PAs get the same general training. There are some programs that emphasize one are or another such as peds or surgery or primary care. However, the minimum requirements are spelled out in fairly exquisite detail by ARC-PA.
As far as additional training when switching specialties no there is no additional training per se. What is expected is that the practice would spend more time in orientation and mentoring when switching from cardiology to peds. The other thing that helps us is that we have to recert every six years in general medicine. So that means going back and memorizing Salter-Harris Fractures and how to calculate a due date for example. I did my first recert a year ago and was suprised how much I retained.

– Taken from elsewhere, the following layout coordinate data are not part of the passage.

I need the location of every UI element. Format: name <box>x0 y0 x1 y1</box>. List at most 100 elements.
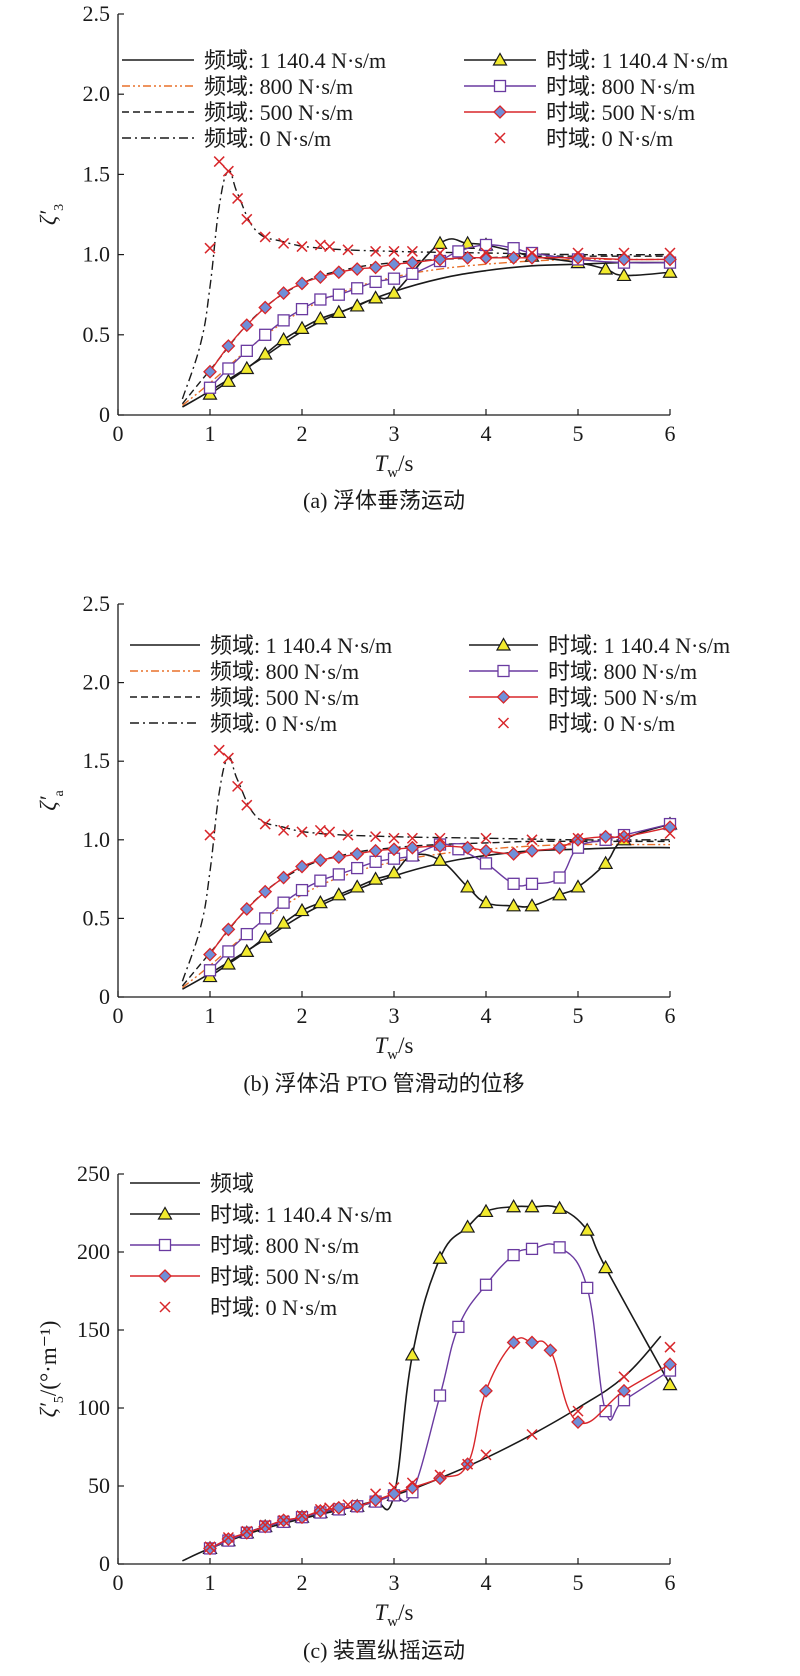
data-point <box>506 847 521 861</box>
legend-item: 频域: 500 N·s/m <box>130 685 359 710</box>
data-point <box>432 852 448 866</box>
x-tick-label: 3 <box>389 1570 400 1595</box>
series-7 <box>203 820 677 962</box>
y-tick-label: 200 <box>77 1239 110 1264</box>
series-line <box>182 846 671 990</box>
data-point <box>241 1525 253 1537</box>
data-point <box>278 237 290 249</box>
legend-item: 时域: 1 140.4 N·s/m <box>469 633 730 658</box>
legend-marker <box>158 1269 172 1283</box>
data-point <box>434 247 446 259</box>
y-axis-label: ζ′a <box>36 789 67 810</box>
data-point <box>526 834 538 846</box>
legend-item: 时域: 0 N·s/m <box>159 1295 337 1320</box>
y-tick-label: 1.5 <box>83 748 111 773</box>
legend-label: 时域: 1 140.4 N·s/m <box>546 48 728 73</box>
legend-label: 时域: 500 N·s/m <box>210 1264 359 1289</box>
data-point <box>599 1404 612 1418</box>
data-point <box>203 947 217 962</box>
data-point <box>331 850 346 865</box>
data-point <box>324 241 336 253</box>
data-point <box>296 241 308 253</box>
data-point <box>220 956 236 970</box>
data-point <box>405 1480 420 1495</box>
data-point <box>221 922 236 937</box>
legend-label: 频域: 0 N·s/m <box>210 711 337 736</box>
data-point <box>239 360 255 375</box>
data-point <box>572 832 584 844</box>
x-tick-label: 3 <box>389 1003 400 1028</box>
data-point <box>581 1281 594 1295</box>
legend-item: 频域: 1 140.4 N·s/m <box>122 48 386 73</box>
legend-item: 时域: 800 N·s/m <box>469 659 697 684</box>
data-point <box>314 1503 326 1515</box>
data-point <box>313 853 328 868</box>
data-point <box>526 1428 538 1441</box>
data-point <box>370 245 382 257</box>
data-point <box>479 1278 493 1291</box>
data-point <box>479 238 493 252</box>
data-point <box>525 250 539 265</box>
series-line <box>182 1335 662 1562</box>
legend-item: 频域: 0 N·s/m <box>130 711 337 736</box>
data-point <box>351 282 364 295</box>
data-point <box>295 302 309 316</box>
data-point <box>571 832 585 847</box>
data-point <box>324 826 336 838</box>
legend-label: 时域: 0 N·s/m <box>546 126 673 151</box>
series-8 <box>204 744 676 846</box>
data-point <box>525 1242 539 1256</box>
legend-marker <box>493 105 507 119</box>
data-point <box>525 843 539 858</box>
x-tick-label: 0 <box>113 1003 124 1028</box>
x-tick-label: 1 <box>205 1570 216 1595</box>
data-point <box>221 1532 236 1546</box>
x-tick-label: 2 <box>297 1003 308 1028</box>
data-point <box>432 1250 448 1264</box>
data-point <box>460 879 476 893</box>
data-point <box>618 832 630 844</box>
data-point <box>239 902 254 916</box>
data-point <box>222 945 235 958</box>
data-point <box>222 752 234 764</box>
data-point <box>313 1504 328 1518</box>
data-point <box>295 1510 309 1525</box>
y-tick-label: 1.0 <box>83 242 111 267</box>
legend-marker <box>492 52 508 66</box>
legend-item: 频域: 500 N·s/m <box>122 100 353 125</box>
legend-item: 频域: 1 140.4 N·s/m <box>130 633 392 658</box>
legend-item: 时域: 1 140.4 N·s/m <box>464 48 728 73</box>
legend-marker <box>494 132 506 144</box>
data-point <box>259 818 271 830</box>
data-point <box>294 320 310 334</box>
series-1 <box>181 261 671 408</box>
data-point <box>598 1259 614 1274</box>
data-point <box>452 843 465 856</box>
data-point <box>312 311 328 325</box>
series-line <box>181 840 670 987</box>
data-point <box>524 1199 540 1213</box>
data-point <box>277 896 290 909</box>
data-point <box>259 328 272 341</box>
data-point <box>314 824 326 836</box>
data-point <box>350 262 365 276</box>
data-point <box>663 1357 677 1372</box>
data-point <box>220 373 236 387</box>
legend-item: 时域: 1 140.4 N·s/m <box>130 1202 392 1227</box>
legend-marker <box>158 1238 172 1252</box>
data-point <box>388 1482 400 1494</box>
data-point <box>462 1458 474 1470</box>
x-tick-label: 6 <box>665 421 676 446</box>
x-tick-label: 3 <box>389 421 400 446</box>
data-point <box>368 290 384 304</box>
data-point <box>618 1371 630 1383</box>
data-point <box>479 250 493 265</box>
data-point <box>203 364 217 379</box>
data-point <box>524 898 540 912</box>
y-tick-label: 2.5 <box>83 591 111 616</box>
data-point <box>342 244 354 256</box>
data-point <box>232 780 244 792</box>
y-tick-label: 0 <box>99 1551 110 1576</box>
data-point <box>662 1376 678 1391</box>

If you are moving into a procedure rich environment there are usually courses to help. For example the medical device manufacturers put on endoscopic vein harvesting programs on a fairly regular basis for new PAs in the CVS arena. Most of the major physician specialty organizations have a course at the major conferences that covers the fundamentals of the specialty. The AAPA has been working with the major medical societies to facilitate this.
David Carpenter, PA-C
Hekate
65 Posts
Hello Yellow Finch,
One of my colleagues graduated from the FNP program (university of Michigan-flint) about 7 months ago and got hired by a group of Neuro surgeons. They are training her for first assist on all neuro procedures, trained her to read cat scans, insert ICP drains/monitor etc....
She works with her conterpart to cover the group needs-He is a PA and they do exactly the same job.
I think safe to say that she never considered a career in a PCP office even though she went for the FNP program. She seems thrilled with her role!
I suppose each hospital has their own guidelines about the role that a NP plays within the hospital, but my understanding is that the surgeons who hired her through the hospital in the first place (she is considered to be employed by the hospital,not by the surgeon's group, but for their needs) are the ones deciding of her responsabilities and training her accordingly. They obviously want someone who could be on call for them and cover all neuro traumas, able to read images and call them once she judges the surgeon's presence to be required. Until then, she still has a lot of autonomy in decision making as well as performing invasive procedures. If the surgeon needs to come in, she will assist him in the ER, OR or ICU. On a daily basis, she also rounds with them and scrubs in for elective and emergency procedures.
I just thought you might find her experience interesting and hope it will open new prospects to you.